Every day that passed, Brandon would wake up with the same question: When could he meet his son? Twice he made the two-hour trip, got to the door of the orphanage where the baby had been transferred and was turned away: The paperwork hadn't been processed. During his stay, Brandon met with the nuns who'd first cared for the boy they'd found wrapped in an old blanket in the church foyer. They named him Pietro (rock), they told Brandon, for the strength he'd need to survive.
Finally, on Nov. 11, word came down: Brandon could claim his son. Early the next day, he paced nervously in the waiting room with his aunt Tamara Dattola, who had come to support him, until an orphanage worker walked in with a 3-month-old boy. "I just picked him up and looked at him," Brandon says. "I said over and over, 'Daddy's here.''" He called Andrews back in Texas, where it was 4 a.m. "Mom," Brandon said, "wake up and talk to your grandson." They decided to keep the name the nuns gave him and call him Peter.
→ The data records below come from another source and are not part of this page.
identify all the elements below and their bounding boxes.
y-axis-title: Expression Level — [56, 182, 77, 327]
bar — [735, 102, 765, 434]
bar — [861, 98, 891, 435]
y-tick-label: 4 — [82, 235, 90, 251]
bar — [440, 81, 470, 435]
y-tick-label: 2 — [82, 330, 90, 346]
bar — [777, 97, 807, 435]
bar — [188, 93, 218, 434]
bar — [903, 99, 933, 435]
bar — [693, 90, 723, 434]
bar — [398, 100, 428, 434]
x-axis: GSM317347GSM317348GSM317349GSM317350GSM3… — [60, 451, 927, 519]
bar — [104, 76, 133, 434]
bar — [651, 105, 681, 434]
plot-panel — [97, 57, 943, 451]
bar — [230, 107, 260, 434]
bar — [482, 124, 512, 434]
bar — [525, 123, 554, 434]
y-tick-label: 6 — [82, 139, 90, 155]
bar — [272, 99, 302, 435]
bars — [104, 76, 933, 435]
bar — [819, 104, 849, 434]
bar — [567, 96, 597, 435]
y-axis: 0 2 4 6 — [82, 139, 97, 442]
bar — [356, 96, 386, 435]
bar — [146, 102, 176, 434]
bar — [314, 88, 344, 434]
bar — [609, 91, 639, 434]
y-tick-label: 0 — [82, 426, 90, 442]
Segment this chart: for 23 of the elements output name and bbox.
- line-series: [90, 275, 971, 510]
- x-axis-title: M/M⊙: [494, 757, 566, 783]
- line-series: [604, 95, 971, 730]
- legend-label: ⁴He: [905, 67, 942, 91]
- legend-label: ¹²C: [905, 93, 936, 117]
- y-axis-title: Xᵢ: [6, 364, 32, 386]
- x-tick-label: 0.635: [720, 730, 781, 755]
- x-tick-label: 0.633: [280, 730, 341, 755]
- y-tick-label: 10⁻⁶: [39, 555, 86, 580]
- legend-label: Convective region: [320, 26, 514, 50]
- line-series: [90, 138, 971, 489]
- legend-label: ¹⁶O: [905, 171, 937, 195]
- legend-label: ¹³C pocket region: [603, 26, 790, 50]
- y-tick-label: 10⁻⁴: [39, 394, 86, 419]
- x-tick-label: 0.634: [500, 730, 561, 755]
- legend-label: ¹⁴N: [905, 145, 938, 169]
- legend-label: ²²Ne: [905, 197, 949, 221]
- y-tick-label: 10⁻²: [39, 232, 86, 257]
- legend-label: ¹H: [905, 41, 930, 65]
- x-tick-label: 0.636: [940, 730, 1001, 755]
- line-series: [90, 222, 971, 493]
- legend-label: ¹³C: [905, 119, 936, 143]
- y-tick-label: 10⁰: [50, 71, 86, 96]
The first months back home, Brandon rarely left Peter's side. All the daddy-duty things he'd worried about-giving bottles, changing diapers-he mastered quickly: "It was second nature. I dove right in." Now working as a customer-service rep for a credit company, he often calls Peter's child-care provider several times a day. "I ask, 'What's he doing? Is he okay?'" Brandon says, laughing. "I probably get on the lady's nerves."
Brandon struggles to understand why Stephanie, now 27, left their baby behind. Stephanie's lawyer Robert Fickman says he can't comment because of an ongoing criminal investigation in Italy. "There's a long history of young mothers in crisis leaving their new babies in convents in Italy," he says. "She loves her baby very much." Stephanie has visited Peter twice and calls almost every day, but Brandon knows the parenting responsibility is all on him. And that's just fine. "He's awesome," Brandon says. "He was worth all the wait and the pain and the suffering. He's a part of me."